Once your doors are painted, I painted them with 3 coats, it's time to start painting the actual cabinets. This is where you start to see the big difference. This finally helped me feel like I was making progress and not just hosting Thanksgiving with no cabinet doors.... yes I did that. 

Now you are going to want to tape off any areas that touch the walls, backsplash or appliances. 

And once again on your flat surfaces use a roller when you can it will help speed things along. I painted the actual cabinets in one Saturday. Letting the coats dry in between.

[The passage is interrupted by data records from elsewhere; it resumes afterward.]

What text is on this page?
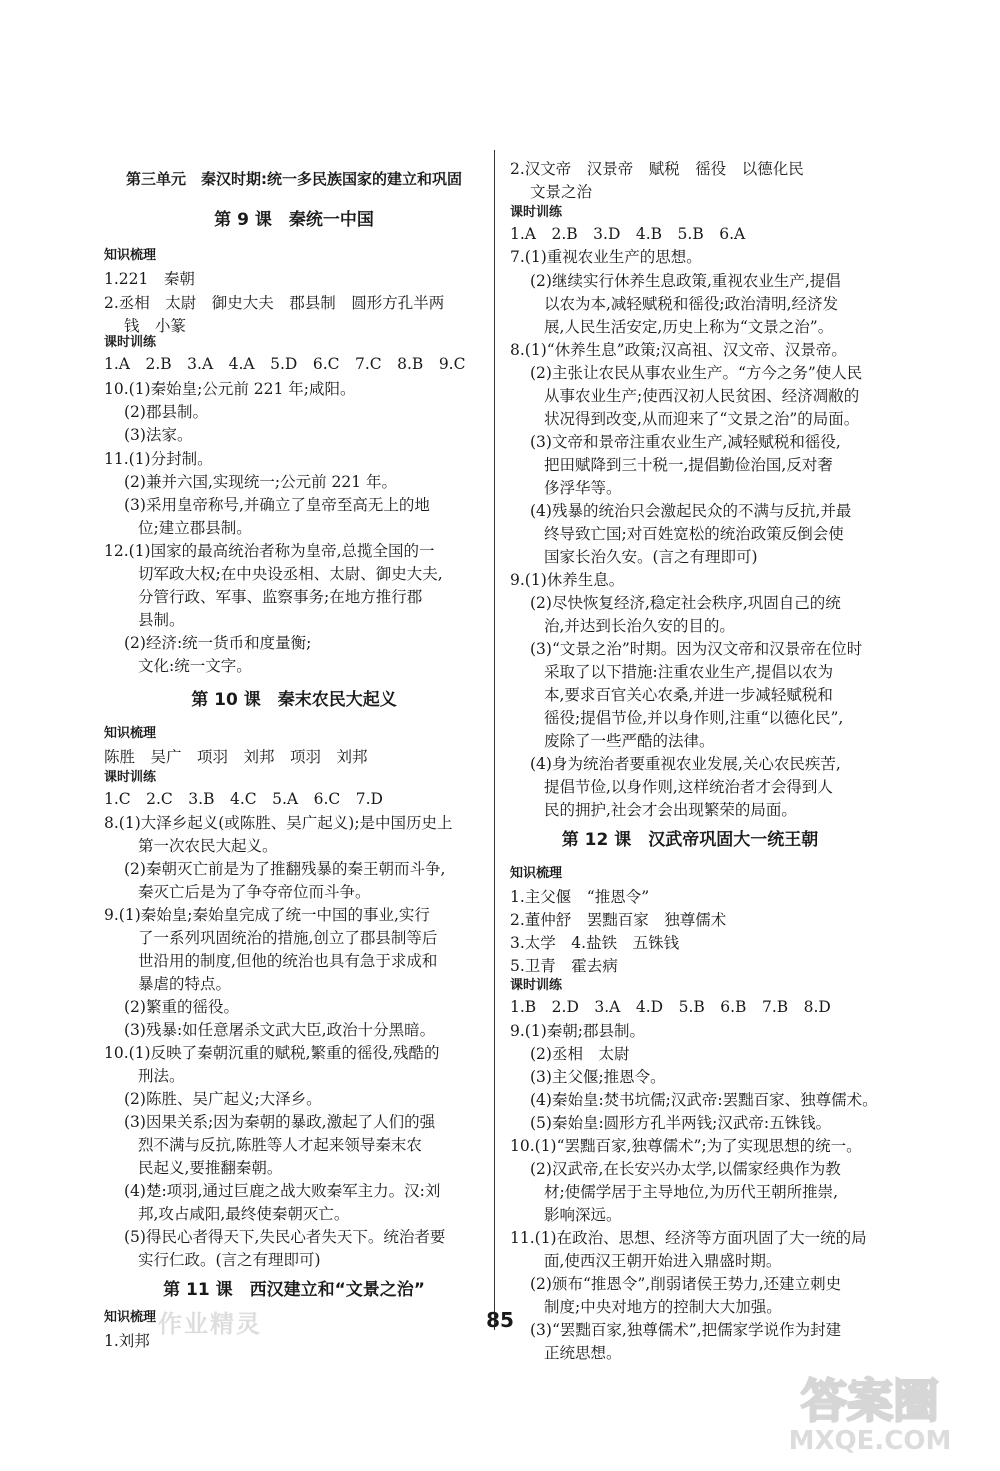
第三单元　秦汉时期:统一多民族国家的建立和巩固
第 9 课　秦统一中国
知识梳理
1.221　秦朝
2.丞相　太尉　御史大夫　郡县制　圆形方孔半两
钱　小篆
课时训练
1.A　2.B　3.A　4.A　5.D　6.C　7.C　8.B　9.C
10.(1)秦始皇;公元前 221 年;咸阳。
(2)郡县制。
(3)法家。
11.(1)分封制。
(2)兼并六国,实现统一;公元前 221 年。
(3)采用皇帝称号,并确立了皇帝至高无上的地
位;建立郡县制。
12.(1)国家的最高统治者称为皇帝,总揽全国的一
切军政大权;在中央设丞相、太尉、御史大夫,
分管行政、军事、监察事务;在地方推行郡
县制。
(2)经济:统一货币和度量衡;
文化:统一文字。
第 10 课　秦末农民大起义
知识梳理
陈胜　吴广　项羽　刘邦　项羽　刘邦
课时训练
1.C　2.C　3.B　4.C　5.A　6.C　7.D
8.(1)大泽乡起义(或陈胜、吴广起义);是中国历史上
第一次农民大起义。
(2)秦朝灭亡前是为了推翻残暴的秦王朝而斗争,
秦灭亡后是为了争夺帝位而斗争。
9.(1)秦始皇;秦始皇完成了统一中国的事业,实行
了一系列巩固统治的措施,创立了郡县制等后
世沿用的制度,但他的统治也具有急于求成和
暴虐的特点。
(2)繁重的徭役。
(3)残暴:如任意屠杀文武大臣,政治十分黑暗。
10.(1)反映了秦朝沉重的赋税,繁重的徭役,残酷的
刑法。
(2)陈胜、吴广起义;大泽乡。
(3)因果关系;因为秦朝的暴政,激起了人们的强
烈不满与反抗,陈胜等人才起来领导秦末农
民起义,要推翻秦朝。
(4)楚:项羽,通过巨鹿之战大败秦军主力。汉:刘
邦,攻占咸阳,最终使秦朝灭亡。
(5)得民心者得天下,失民心者失天下。统治者要
实行仁政。(言之有理即可)
第 11 课　西汉建立和“文景之治”
知识梳理
1.刘邦
作业精灵
2.汉文帝　汉景帝　赋税　徭役　以德化民
文景之治
课时训练
1.A　2.B　3.D　4.B　5.B　6.A
7.(1)重视农业生产的思想。
(2)继续实行休养生息政策,重视农业生产,提倡
以农为本,减轻赋税和徭役;政治清明,经济发
展,人民生活安定,历史上称为“文景之治”。
8.(1)“休养生息”政策;汉高祖、汉文帝、汉景帝。
(2)主张让农民从事农业生产。“方今之务”使人民
从事农业生产;使西汉初人民贫困、经济凋敝的
状况得到改变,从而迎来了“文景之治”的局面。
(3)文帝和景帝注重农业生产,减轻赋税和徭役,
把田赋降到三十税一,提倡勤俭治国,反对奢
侈浮华等。
(4)残暴的统治只会激起民众的不满与反抗,并最
终导致亡国;对百姓宽松的统治政策反倒会使
国家长治久安。(言之有理即可)
9.(1)休养生息。
(2)尽快恢复经济,稳定社会秩序,巩固自己的统
治,并达到长治久安的目的。
(3)“文景之治”时期。因为汉文帝和汉景帝在位时
采取了以下措施:注重农业生产,提倡以农为
本,要求百官关心农桑,并进一步减轻赋税和
徭役;提倡节俭,并以身作则,注重“以德化民”,
废除了一些严酷的法律。
(4)身为统治者要重视农业发展,关心农民疾苦,
提倡节俭,以身作则,这样统治者才会得到人
民的拥护,社会才会出现繁荣的局面。
第 12 课　汉武帝巩固大一统王朝
知识梳理
1.主父偃　“推恩令”
2.董仲舒　罢黜百家　独尊儒术
3.太学　4.盐铁　五铢钱
5.卫青　霍去病
课时训练
1.B　2.D　3.A　4.D　5.B　6.B　7.B　8.D
9.(1)秦朝;郡县制。
(2)丞相　太尉
(3)主父偃;推恩令。
(4)秦始皇:焚书坑儒;汉武帝:罢黜百家、独尊儒术。
(5)秦始皇:圆形方孔半两钱;汉武帝:五铢钱。
10.(1)“罢黜百家,独尊儒术”;为了实现思想的统一。
(2)汉武帝,在长安兴办太学,以儒家经典作为教
材;使儒学居于主导地位,为历代王朝所推崇,
影响深远。
11.(1)在政治、思想、经济等方面巩固了大一统的局
面,使西汉王朝开始进入鼎盛时期。
(2)颁布“推恩令”,削弱诸侯王势力,还建立刺史
制度;中央对地方的控制大大加强。
(3)“罢黜百家,独尊儒术”,把儒家学说作为封建
正统思想。
85
答案圈
MXQE.COM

Looks like the kitchen is read for some cabinet doors and maybe some paint up on the walls. 

Painted Oak Cabinets

Guys I cannot tell you how in love I am! Now the kitchen is not completely done but it is almost there! Next up I need to install the crown molding to extend the cabinets to the ceiling. This will give the cabinets more of a custom/higher end feeling. Also I need to install kick plates to the bottom of the cabinets. 

I truly love the finish. You never would have known these were that oak color. It's such a smooth finish it looks like I hired a crew to come in. Best part of all I painted the cabinets all by myself I did not need to call a single soul for help. It was something I could tackle on my own. There is no better feeling than that! As a single female home owner I just want to empower others that if there is something you want to change there is a way to figure out how to do it without breaking the bank and without always needing to hire a contractor. Use the resources you have and stay within your means. If you can't afford a new kitchen a little bit of paint can go along way without hurting your wallet.